Feels nigh on impossible at the moment

Everything is just too much

Feels too hard

A rented house where nothing works

Who would design a house that has no windows to see out of downstairs?

I know we are lucky to have found somewhere to stay

During the renovation process

But the running of the rental

The practicalities of trying to run our family life in it

Have been very, very hard this week

Family life is never at it’s best

When every single one of us is tired

And I think David and I are more stressed and tired

Than perhaps we have ever been

It is a different feeling

To when the twins’ were premature

Or Baby Tilda died

It is a feeling of enormous pressure

To keep all the plates spinning

All the balls in the air

And today

Today I dropped them all

With a spectacular, almighty crash

I was a horrible, horrible mother

And not a very nice human being

I said things to my children

I can never take back

Things I am not in any way proud of

I was in a rage

It was all just too much

And I lost it

I was driving my car

We were supposed to be going somewhere

But I knew I could not go there

So I was just driving

Driving nowhere

And shouting at my children

Until I stopped shouting

And then I just carried on driving

In silence

The loudest silence I have ever heard

And I drove

I had no one to drive too

No one I could talk to

Who would understand

No one to help with the children

So I could curl up in a ball and cry

I drove

Seething inside

Replaying my words

And hating myself more

With the thought of everyone of them

Somewhere in the midst of the madness

I made the decision to head for a soft play

Somewhere my children could be together

Play together

And I could catch a breath

And try to think how I could make them understand

What had happened in the car

As I was driving to soft play

I realised the children had no socks

I drove to a garden centre

Without telling them why

Marched them through the garden centre

Bought them all some socks

Some rather lovely socks

Piled them back in the car

And drove on to soft play

They were, of course, thrilled

My children adore soft play

They all ran around playing together

Sometimes with me

Sometimes without me

And the horror of my episode

Slowly faded away

We talked

We cuddled

We played

I tried to explain

I will never get back today

I cannot erase it from their memories

Or their hearts

Or mine

Mummy was a monster today

I am utterly heart broken

About the whole sorry affair

There is no excuse

And I cannot go back

I am ashamed

I can only try and be better

Going forward

And I am going to try so, so hard

Why can nothing ever be easy?

Why does everything have to hurt?

I would love to end this post

Saying that nothing like this will ever happen again

But all I can honestly do

Is promise to try to be better

And to keep talking to my children

Reassuring them that I love them

That I would never be without them

And saying sorry for making their life so very hard sometimes

I hope one day they will understand

All the plates and the balls

And the spinning

mummy monster

10 thoughts on “Far Far From My Finest Hour

  1. Jennie, firstly don’t be so hard on yourself. We have all said horrible things in the heat of the moment to those we love the most. It happens and they still love us after it all calms down.
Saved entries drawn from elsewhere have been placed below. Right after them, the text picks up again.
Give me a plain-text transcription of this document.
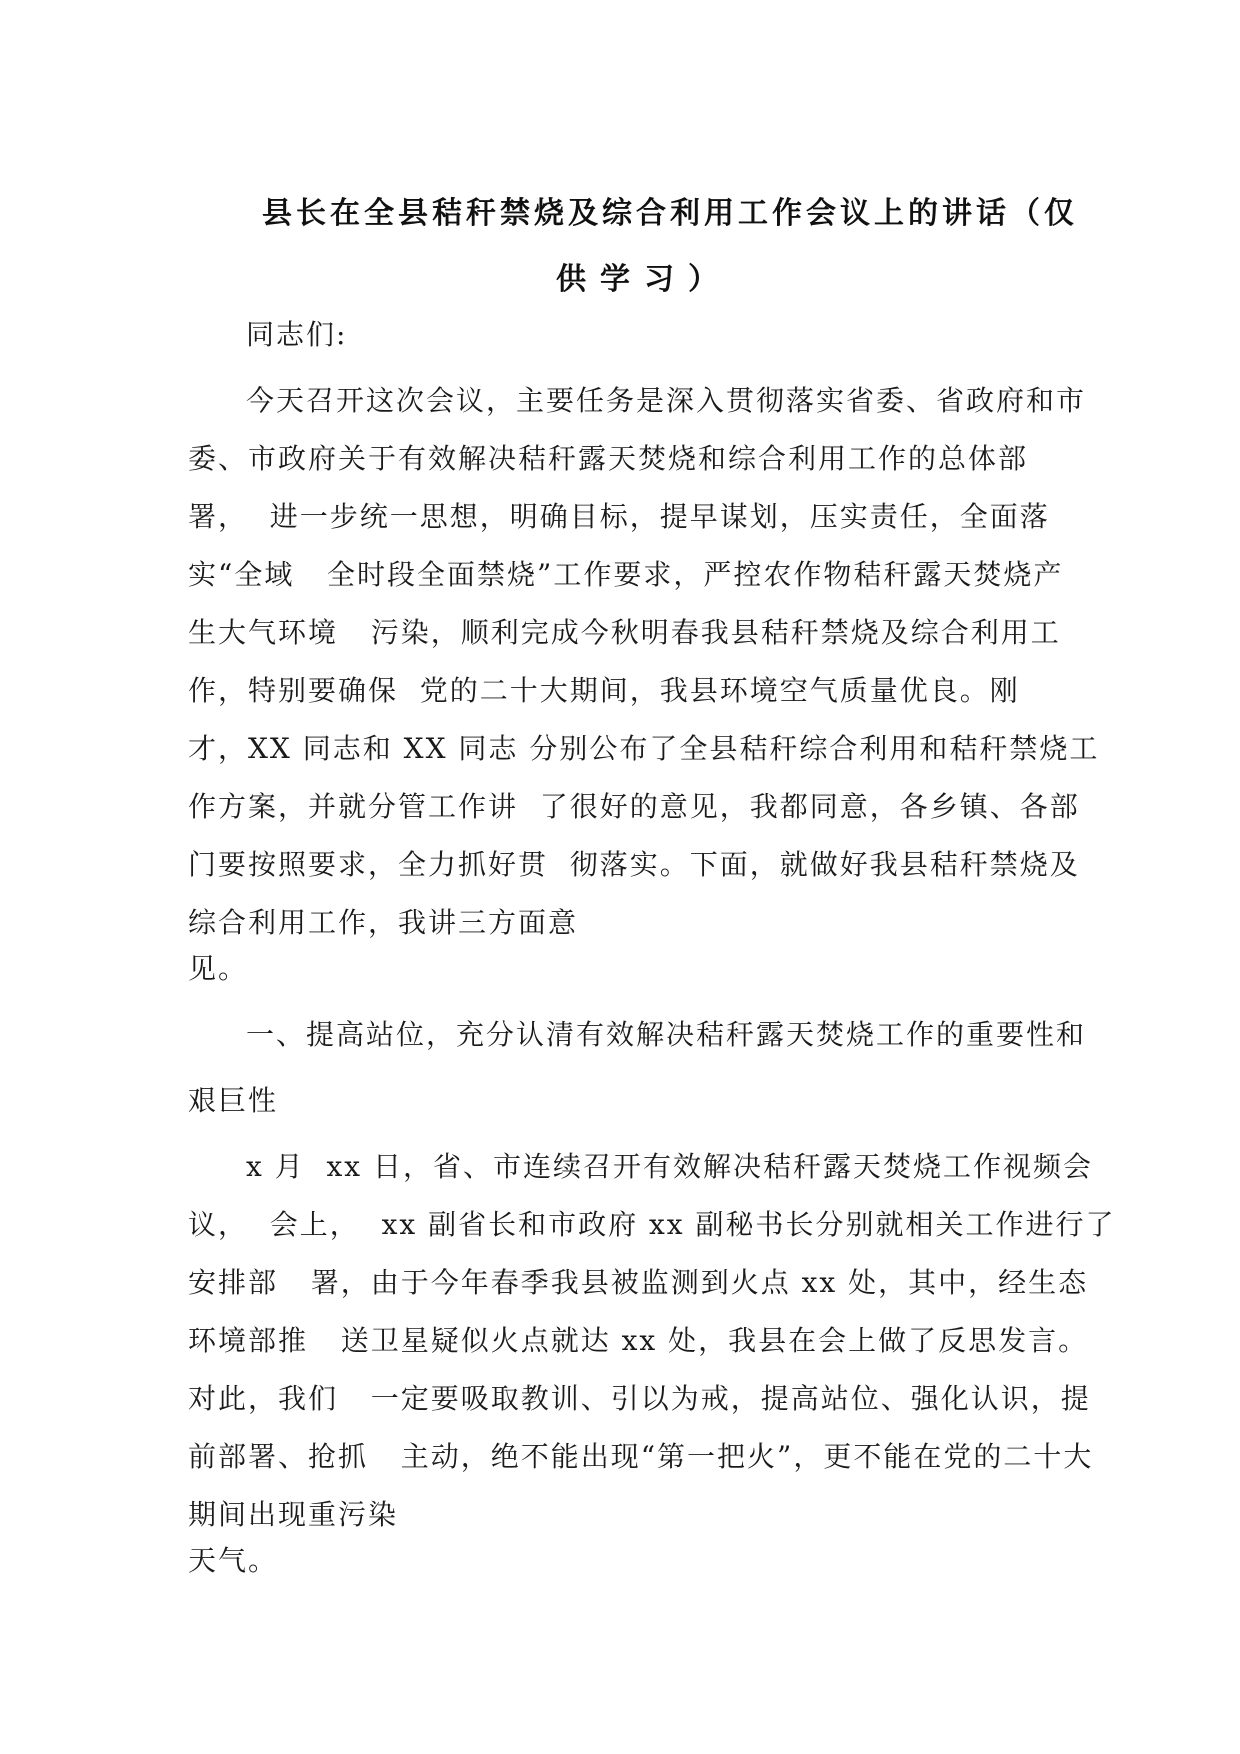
县长在全县秸秆禁烧及综合利用工作会议上的讲话（仅
供学习）
同志们:
今天召开这次会议，主要任务是深入贯彻落实省委、省政府和市
委、市政府关于有效解决秸秆露天焚烧和综合利用工作的总体部
署，  进一步统一思想，明确目标，提早谋划，压实责任，全面落
实“全域   全时段全面禁烧”工作要求，严控农作物秸秆露天焚烧产
生大气环境   污染，顺利完成今秋明春我县秸秆禁烧及综合利用工
作，特别要确保  党的二十大期间，我县环境空气质量优良。刚
才，XX 同志和 XX 同志 分别公布了全县秸秆综合利用和秸秆禁烧工
作方案，并就分管工作讲  了很好的意见，我都同意，各乡镇、各部
门要按照要求，全力抓好贯  彻落实。下面，就做好我县秸秆禁烧及
综合利用工作，我讲三方面意
见。
一、提高站位，充分认清有效解决秸秆露天焚烧工作的重要性和
艰巨性
x 月  xx 日，省、市连续召开有效解决秸秆露天焚烧工作视频会
议，  会上，  xx 副省长和市政府 xx 副秘书长分别就相关工作进行了
安排部   署，由于今年春季我县被监测到火点 xx 处，其中，经生态
环境部推   送卫星疑似火点就达 xx 处，我县在会上做了反思发言。
对此，我们   一定要吸取教训、引以为戒，提高站位、强化认识，提
前部署、抢抓   主动，绝不能出现“第一把火”，更不能在党的二十大
期间出现重污染
天气。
    However, I have to ask if this is the right time for you to be home schooling? Your not in your happy environment with your amazing play room and all the tools you need for effective teaching and learning. You and David are under a lot of stress with a build project like this and having the children around all day everyday does not allow for any down time to gather your thoughts and have a hot cuppa. Every parent needs a break sometimes.

    I also know how it feels to be in a strange environment as from last Friday we are in between homes. We had too move from ours and the new one is not ready until August. At least your together as my husband is staying at his parents and me and our daughter at mine. We couldn’t find anywhere for a short space of time and neither parents have the room for us all.

    As I keep on saying though all of is when it gets too much & we are missing Daddy when he goes home in the evening is this will end, the end result will be with and keep your eyes on the prize.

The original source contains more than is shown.